Charles M. Blow is known for his innovative graphic opinion column in the New York Times, but readers will soon get to know the man behind the viewpoints and data: his memoir Fire Shut Up in My Bones, which none other than Alice Walker called "luminous," is out September 23.

The book follows young Blow from a tiny Louisiana town, steeped in historical segregation, through his years in college, where he learns to navigate an increasingly complicated world of sexual and racial identity politics. With his first book, Blow makes a great contribution to the wonderful sub-genre of memoir: stories of a journalist's evolution. Below are our favorite picks of memoirs by accomplished reporters and seekers of truth who know a thing or two about psychological growth.

The Night of the Gun by David Carr

Another prolific contributor to the Gray Lady, Carr -- a culture and media columnist -- decided to approach a memoir about his drug addiction and rehabilitation the way a reporter would conduct an investigation. He visited his old haunts, interviewed former bosses and drug dealers, examined his arrest records, and then posted all his research online in the name of transparency.

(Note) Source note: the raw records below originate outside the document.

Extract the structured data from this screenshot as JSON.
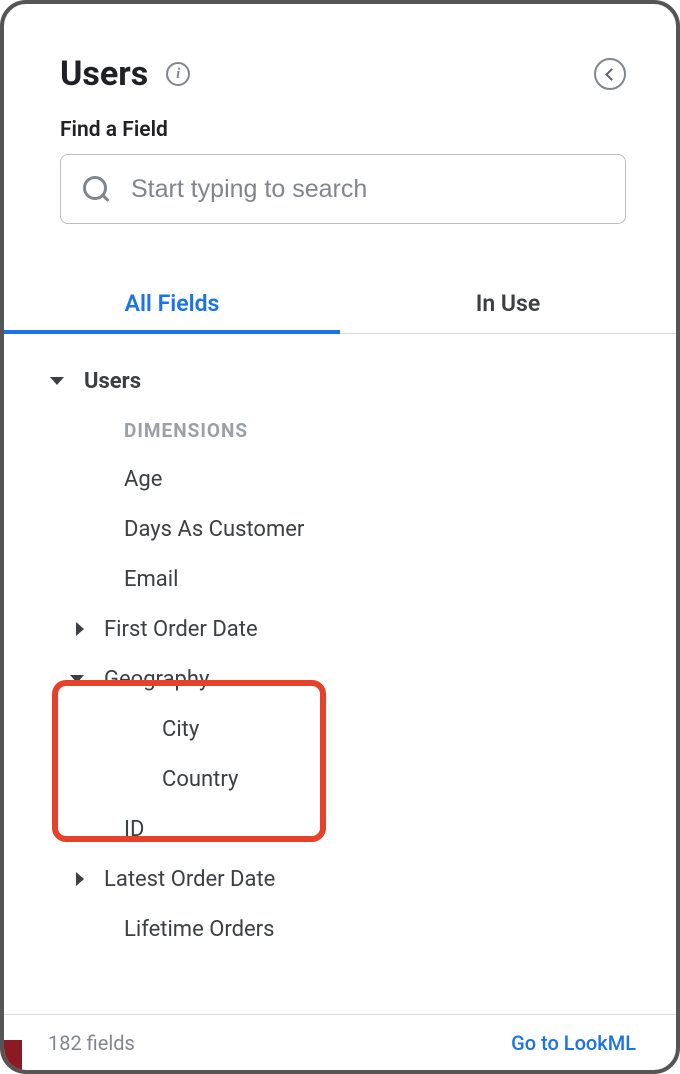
{
  "header": {
    "title": "Users"
  },
  "search": {
    "label": "Find a Field",
    "placeholder": "Start typing to search"
  },
  "tabs": {
    "all_fields": "All Fields",
    "in_use": "In Use"
  },
  "tree": {
    "top": "Users",
    "section_dimensions": "DIMENSIONS",
    "fields": {
      "age": "Age",
      "days_as_customer": "Days As Customer",
      "email": "Email",
      "first_order_date": "First Order Date",
      "geography": "Geography",
      "geo_city": "City",
      "geo_country": "Country",
      "id": "ID",
      "latest_order_date": "Latest Order Date",
      "lifetime_orders": "Lifetime Orders"
    }
  },
  "footer": {
    "count": "182 fields",
    "lookml": "Go to LookML"
  }
}
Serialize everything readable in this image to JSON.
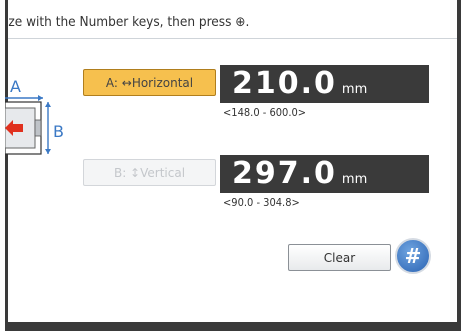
{
  "instruction": {
    "text": "ize with the Number keys, then press ⊕."
  },
  "diagram": {
    "label_a": "A",
    "label_b": "B"
  },
  "horizontal": {
    "button_label": "A: ↔Horizontal",
    "value": "210.0",
    "unit": "mm",
    "range": "<148.0 - 600.0>"
  },
  "vertical": {
    "button_label": "B: ↕Vertical",
    "value": "297.0",
    "unit": "mm",
    "range": "<90.0 - 304.8>"
  },
  "actions": {
    "clear_label": "Clear",
    "enter_label": "#"
  },
  "colors": {
    "selected_button": "#f6c04e",
    "value_box": "#3a3a3a",
    "enter_button": "#2a63b3"
  },
  "icons": {
    "diagram": "paper-size-diagram-icon",
    "enter": "hash-enter-icon"
  }
}
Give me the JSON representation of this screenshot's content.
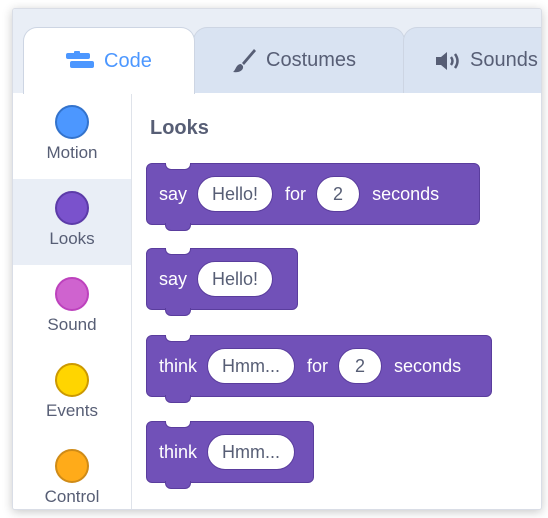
{
  "tabs": {
    "code": "Code",
    "costumes": "Costumes",
    "sounds": "Sounds"
  },
  "categories": [
    {
      "label": "Motion",
      "color": "#4c97ff",
      "border": "#3373cc"
    },
    {
      "label": "Looks",
      "color": "#9966ff",
      "border": "#774dcb"
    },
    {
      "label": "Sound",
      "color": "#cf63cf",
      "border": "#bd42bd"
    },
    {
      "label": "Events",
      "color": "#ffd500",
      "border": "#cc9900"
    },
    {
      "label": "Control",
      "color": "#ffab19",
      "border": "#cf8b17"
    }
  ],
  "palette": {
    "heading": "Looks",
    "blocks": [
      {
        "word1": "say",
        "text": "Hello!",
        "for": "for",
        "num": "2",
        "unit": "seconds"
      },
      {
        "word1": "say",
        "text": "Hello!"
      },
      {
        "word1": "think",
        "text": "Hmm...",
        "for": "for",
        "num": "2",
        "unit": "seconds"
      },
      {
        "word1": "think",
        "text": "Hmm..."
      }
    ]
  },
  "colors": {
    "looks_block": "#7151b8",
    "accent": "#4c97ff",
    "tab_bar": "#e9eef6"
  }
}
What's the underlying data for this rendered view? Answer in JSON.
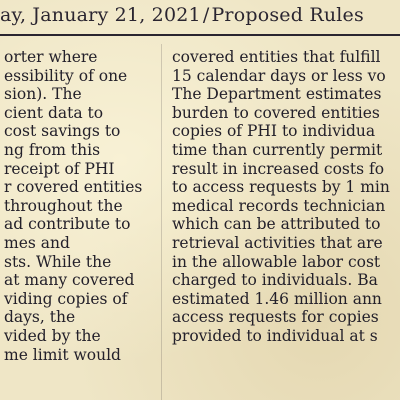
{
  "header": {
    "date_text": "ay, January 21, 2021",
    "separator": "/",
    "section_text": "Proposed Rules"
  },
  "columns": {
    "left": [
      "orter where",
      "essibility of one",
      "sion). The",
      "cient data to",
      "cost savings to",
      "ng from this",
      "receipt of PHI",
      "r covered entities",
      "throughout the",
      "ad contribute to",
      "mes and",
      "sts. While the",
      "at many covered",
      "viding copies of",
      "days, the",
      "vided by the",
      "me limit would"
    ],
    "right": [
      "covered entities that fulfill",
      "15 calendar days or less vo",
      "The Department estimates",
      "burden to covered entities",
      "copies of PHI to individua",
      "time than currently permit",
      "result in increased costs fo",
      "to access requests by 1 min",
      "medical records technician",
      "which can be attributed to",
      "retrieval activities that are",
      "in the allowable labor cost",
      "charged to individuals. Ba",
      "estimated 1.46 million ann",
      "access requests for copies",
      "provided to individual at s"
    ]
  },
  "colors": {
    "paper": "#efe6c6",
    "ink": "#23202a"
  }
}
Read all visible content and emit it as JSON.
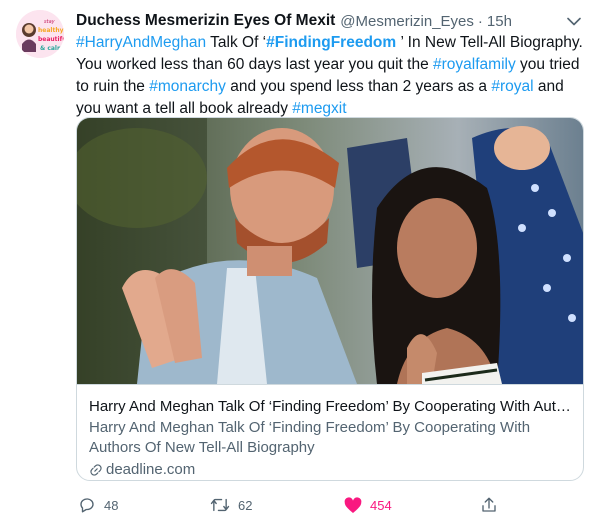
{
  "tweet": {
    "display_name": "Duchess Mesmerizin Eyes Of Mexit",
    "handle": "@Mesmerizin_Eyes",
    "separator": "·",
    "time": "15h",
    "avatar": {
      "icon": "avatar-illustration",
      "lettering": [
        "stay",
        "healthy",
        "beautiful",
        "& calm"
      ]
    },
    "text_parts": {
      "h1": "#HarryAndMeghan",
      "t1": " Talk Of ‘",
      "h2": "#FindingFreedom",
      "t2": " ’ In New Tell-All Biography. You worked less than 60 days last year you quit the ",
      "h3": "#royalfamily",
      "t3": " you tried to ruin the ",
      "h4": "#monarchy",
      "t4": " and you spend less than 2 years as a ",
      "h5": "#royal",
      "t5": " and you want a tell all book already ",
      "h6": "#megxit"
    }
  },
  "card": {
    "image_icon": "photo",
    "title": "Harry And Meghan Talk Of ‘Finding Freedom’ By Cooperating With Authors Of New Tell-All Biography",
    "description": "Harry And Meghan Talk Of ‘Finding Freedom’ By Cooperating With Authors Of New Tell-All Biography",
    "domain": "deadline.com",
    "domain_icon": "link-icon"
  },
  "actions": {
    "reply_count": "48",
    "retweet_count": "62",
    "like_count": "454",
    "icons": [
      "reply-icon",
      "retweet-icon",
      "heart-icon",
      "share-icon"
    ]
  },
  "colors": {
    "link": "#1d9bf0",
    "secondary_text": "#536471",
    "like": "#f91880",
    "border": "#cfd9de"
  }
}
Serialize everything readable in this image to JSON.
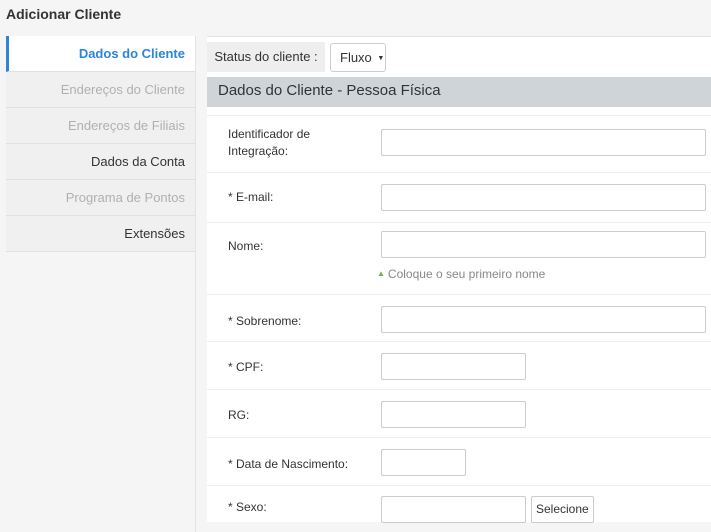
{
  "page": {
    "title": "Adicionar Cliente"
  },
  "sidebar": {
    "items": [
      {
        "label": "Dados do Cliente",
        "state": "active"
      },
      {
        "label": "Endereços do Cliente",
        "state": "disabled"
      },
      {
        "label": "Endereços de Filiais",
        "state": "disabled"
      },
      {
        "label": "Dados da Conta",
        "state": "normal"
      },
      {
        "label": "Programa de Pontos",
        "state": "disabled"
      },
      {
        "label": "Extensões",
        "state": "normal"
      }
    ]
  },
  "status": {
    "label": "Status do cliente :",
    "value": "Fluxo"
  },
  "section": {
    "title": "Dados do Cliente - Pessoa Física"
  },
  "form": {
    "integration_label": "Identificador de Integração:",
    "integration_value": "",
    "email_label": "* E-mail:",
    "email_value": "",
    "name_label": "Nome:",
    "name_value": "",
    "name_hint": "Coloque o seu primeiro nome",
    "surname_label": "* Sobrenome:",
    "surname_value": "",
    "cpf_label": "* CPF:",
    "cpf_value": "",
    "rg_label": "RG:",
    "rg_value": "",
    "birth_label": "* Data de Nascimento:",
    "birth_value": "",
    "sex_label": "* Sexo:",
    "sex_value": "",
    "sex_button": "Selecione"
  },
  "colors": {
    "accent": "#2b85d8",
    "header_bg": "#cfd4d9",
    "hint_marker": "#6ab04c"
  },
  "icons": {
    "select_caret": "caret-down-icon",
    "hint_marker": "triangle-up-icon"
  }
}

A Writer’s Life by Gay Talese

The most fashionable man in letters brings his trademark wit to this memoir, which focuses mainly on the life of a working journalist. Talese, well dressed since birth, came to journalism in high school and continued to study the subject in college at the University of Alabama. Later, he would return to the state to cover the riots in Selma. "I chose journalism as my college major because that is what I knew," he later recalled, "but I really became a student of history."

The Glass Castle by Jeannette Walls

Jeannette Walls made her name as a gossip columnist in New York, but those who knew her as a reporter-about-town could never have guessed the world Walls came from. In her wildly successful 2009 memoir, Walls writes of her unconventional childhood as the daughter of parents who balked at society’s constraints, sometimes to their own detriment. After living an itinerant life in the deserts of the Southwest, the family moves to a bleak mining town in West Virginia, where young Jeannette begins plotting her escape.

Drinking with Men: A Memoir by Rosie Schaap

The Times’ Drink columnist’s 2013 memoir is about -- what else? -- boozing, and the bars we drink in. A precocious Schaap earned her bartending chops in the bar car of a Metro-North train and proceeded to spend many a happy evening throughout her life imbibing in various cozy haunts with quirky regular patrons.

Daring: My Passages by Gail Sheehy

Another new addition to the genre, Daring is the life story of new journalism pioneer Gail Sheehy, whose earlier book Passages codified what she saw as "the arithmetic of life" for an anxious generation entering its twenties and thirties. Just as Blow describes the effect of racial identity on his life and career, Sheehy shows us what it means to be a female journalist in the days when the newsroom was all too often a boys’ club.